JEANNE BROUSSEAU: COMMUNICATING WITH THE REST OF ME

JEANNE BROUSSEAU: COMMUNICATING WITH THE REST OF ME

First published: Winter 2022/23

 

When memories of childhood trauma emerged from her subconscious, Jeanne Brousseau’s unstoppable instinct was to draw tales of betrayal and revenge

 

Sometimes Jeanne Brousseau looks at her finished drawings and wonders, “Who made that?” A lifelong spiritual seeker, she creates artwork that is often populated by shape-shifting creatures enacting grim tales of innocence against evil. Her vision is affected by pareidolia: she sees eyes, faces, and patterns where none exist.
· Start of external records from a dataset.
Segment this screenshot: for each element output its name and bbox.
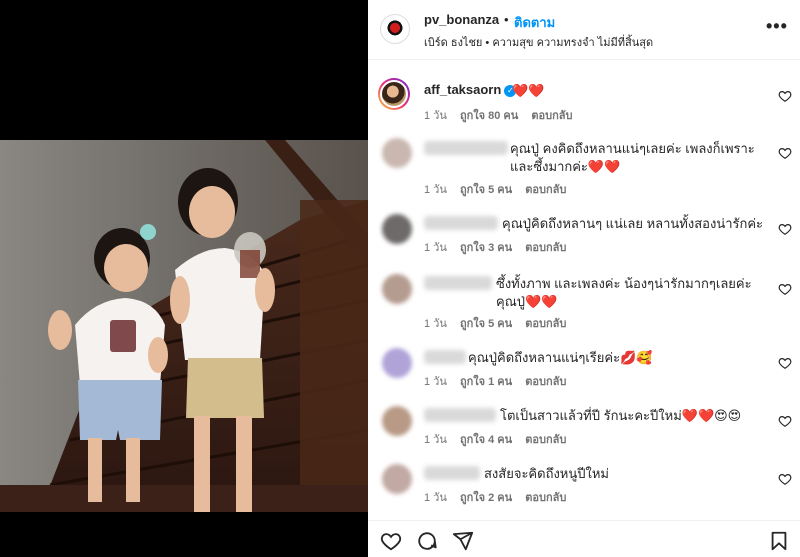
- comment-reply-button[interactable]: ตอบกลับ: [525, 318, 566, 330]
- comment-reply-button[interactable]: ตอบกลับ: [525, 492, 566, 504]
- redacted-username: [424, 466, 480, 480]
- comment-like-icon[interactable]: [778, 282, 792, 296]
- separator-dot: •: [504, 12, 509, 27]
- comment-avatar[interactable]: [382, 214, 412, 244]
- post-header: pv_bonanza • ติดตาม เบิร์ด ธงไชย • ความส…: [368, 0, 800, 60]
- caption-username[interactable]: aff_taksaorn ✓: [424, 82, 517, 97]
- redacted-username: [424, 276, 492, 290]
- post-photo: [0, 140, 368, 512]
- comment-meta: 1 วัน ถูกใจ 2 คน ตอบกลับ: [424, 488, 576, 506]
- comment-like-icon[interactable]: [778, 146, 792, 160]
- caption-avatar[interactable]: [378, 78, 410, 110]
- comment-meta: 1 วัน ถูกใจ 3 คน ตอบกลับ: [424, 238, 576, 256]
- caption-text: ❤️❤️: [512, 83, 545, 98]
- comment-like-icon[interactable]: [778, 356, 792, 370]
- comment-reply-button[interactable]: ตอบกลับ: [525, 434, 566, 446]
- comment-text: ซึ้งทั้งภาพ และเพลงค่ะ น้องๆน่ารักมากๆเล…: [496, 276, 752, 309]
- comment-text: คุณปู่ คงคิดถึงหลานแน่ๆเลยค่ะ เพลงก็เพรา…: [510, 141, 755, 174]
- caption-likes[interactable]: ถูกใจ 80 คน: [460, 110, 518, 122]
- comment-time[interactable]: 1 วัน: [424, 434, 447, 446]
- post-actions-bar: [368, 520, 800, 557]
- comment-meta: 1 วัน ถูกใจ 5 คน ตอบกลับ: [424, 180, 576, 198]
- comment-avatar[interactable]: [382, 406, 412, 436]
- share-icon[interactable]: [452, 530, 474, 552]
- redacted-username: [424, 141, 508, 155]
- comment-text: โตเป็นสาวแล้วที่ปี รักนะคะปีใหม่❤️❤️😍😍: [500, 408, 742, 423]
- comment-time[interactable]: 1 วัน: [424, 242, 447, 254]
- comment-like-icon[interactable]: [778, 472, 792, 486]
- comment-avatar[interactable]: [382, 274, 412, 304]
- comment-meta: 1 วัน ถูกใจ 4 คน ตอบกลับ: [424, 430, 576, 448]
- comment-avatar[interactable]: [382, 138, 412, 168]
- comment-avatar[interactable]: [382, 464, 412, 494]
- audio-track-link[interactable]: เบิร์ด ธงไชย • ความสุข ความทรงจำ ไม่มีที…: [424, 33, 653, 51]
- caption-like-icon[interactable]: [778, 89, 792, 103]
- author-avatar[interactable]: [380, 14, 410, 44]
- comment-time[interactable]: 1 วัน: [424, 184, 447, 196]
- comment-likes[interactable]: ถูกใจ 4 คน: [460, 434, 512, 446]
- comment-reply-button[interactable]: ตอบกลับ: [525, 242, 566, 254]
- redacted-username: [424, 408, 496, 422]
- more-options-icon[interactable]: •••: [766, 16, 788, 37]
- comment-likes[interactable]: ถูกใจ 3 คน: [460, 242, 512, 254]
- comment-time[interactable]: 1 วัน: [424, 318, 447, 330]
- heart-icon[interactable]: [380, 530, 402, 552]
- bookmark-icon[interactable]: [768, 530, 790, 552]
- comment-meta: 1 วัน ถูกใจ 5 คน ตอบกลับ: [424, 314, 576, 332]
- comment-avatar[interactable]: [382, 348, 412, 378]
- caption-meta: 1 วัน ถูกใจ 80 คน ตอบกลับ: [424, 106, 583, 124]
- comment-likes[interactable]: ถูกใจ 1 คน: [460, 376, 512, 388]
- comment-text: คุณปู่คิดถึงหลานๆ แน่เลย หลานทั้งสองน่าร…: [502, 216, 764, 231]
- post-panel: pv_bonanza • ติดตาม เบิร์ด ธงไชย • ความส…: [368, 0, 800, 557]
- redacted-username: [424, 216, 498, 230]
- comment-likes[interactable]: ถูกใจ 2 คน: [460, 492, 512, 504]
- caption-reply-button[interactable]: ตอบกลับ: [531, 110, 572, 122]
- caption-time[interactable]: 1 วัน: [424, 110, 447, 122]
- comments-list[interactable]: aff_taksaorn ✓ ❤️❤️ 1 วัน ถูกใจ 80 คน ตอบ…: [368, 60, 800, 520]
- comment-like-icon[interactable]: [778, 222, 792, 236]
- redacted-username: [424, 350, 466, 364]
- comment-time[interactable]: 1 วัน: [424, 492, 447, 504]
- comment-icon[interactable]: [416, 530, 438, 552]
- comment-likes[interactable]: ถูกใจ 5 คน: [460, 318, 512, 330]
- comment-likes[interactable]: ถูกใจ 5 คน: [460, 184, 512, 196]
- author-username[interactable]: pv_bonanza: [424, 12, 499, 27]
- post-media[interactable]: [0, 0, 368, 557]
- comment-text: สงสัยจะคิดถึงหนูปีใหม่: [484, 466, 609, 481]
- comment-like-icon[interactable]: [778, 414, 792, 428]
- comment-reply-button[interactable]: ตอบกลับ: [525, 376, 566, 388]
- comment-text: คุณปู่คิดถึงหลานแน่ๆเรียค่ะ💋🥰: [468, 350, 653, 365]
- follow-button[interactable]: ติดตาม: [514, 12, 555, 33]
- comment-time[interactable]: 1 วัน: [424, 376, 447, 388]
- comment-reply-button[interactable]: ตอบกลับ: [525, 184, 566, 196]
- comment-meta: 1 วัน ถูกใจ 1 คน ตอบกลับ: [424, 372, 576, 390]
Most nights, she has vivid dreams that feel, she says, as if she magically has a second life. She has always communed with animals, and country life suits her. She grows vegetables, raises chickens and makes art in her home which is surrounded by farmland and forests in rural Maine near the town of Penobscot.

 

Yellow Eye, 2020, 18 x 12 in. / 45.5 x 30.5 cm
all artwork shown: ink marker on paper; all images courtesy: Hirschl & Adler Modern, New York

 

Brousseau works with her hands, knitting, sewing, crocheting, making rugs, sculpting, and experimenting with art supplies. Drawing was not her focus until 1994, when she felt an urgent need to work with ink on paper. The artworks that emerged while she was in a near trancelike state are disturbing and accomplished, offering scenes of a child’s attempts to survive calamitous trauma and fathom a way forward.

 

Untitled, between 2018 and 2019, 10.5 x 14 in. / 27 x 35.5 cm

 

Born in May 1952 in Hartford and raised in nearby Suffield, Connecticut, Brousseau was the youngest of three sisters. Her mother stayed at home; her father was a repairman for a phone company but, injured by a drunk driver, was transferred to a desk job. All three sisters were sent to church, attending Sunday school and singing in the choir. Brousseau was dreamy, cherishing the company of birds and animals, and reading books about mysticism and the occult. She remembers her father telling people that she was crazy and wouldn’t amount to much. “I was uncomfortable with my dad all my life – I suspected things were not as they seemed,” she says.

 

The Gossips, between 2018 and 2019, 8.5 x 12 in. / 22 x 30.5 cm

 

She graduated from high school in 1970 and worked as a waitress, where she met the man who would become her first husband. He was a follower of Sri Chinmoy, a guru based in New York. By 1971 the couple had married and moved to the Sri Chinmoy Centre. Although ambivalent about the group, which some have labelled a cult, they were disciples for years. Brousseau, with fellow followers, helped with the guru’s projects, framing his artworks and making jewellery for him to sell. She and her husband left the Chinmoy group in 1977, divorcing the following year.

 

Brousseau continued her spiritual exploration, trying to understand her fragmented sense of self by attending various churches and working with psychics, hypnotists, and shamans. She married again and had three children. It was when this marriage broke down in 1990 that Brousseau started therapy. Two years later, she met her current partner; he remembers Brousseau’s father taking him aside and assuring him that she was crazy.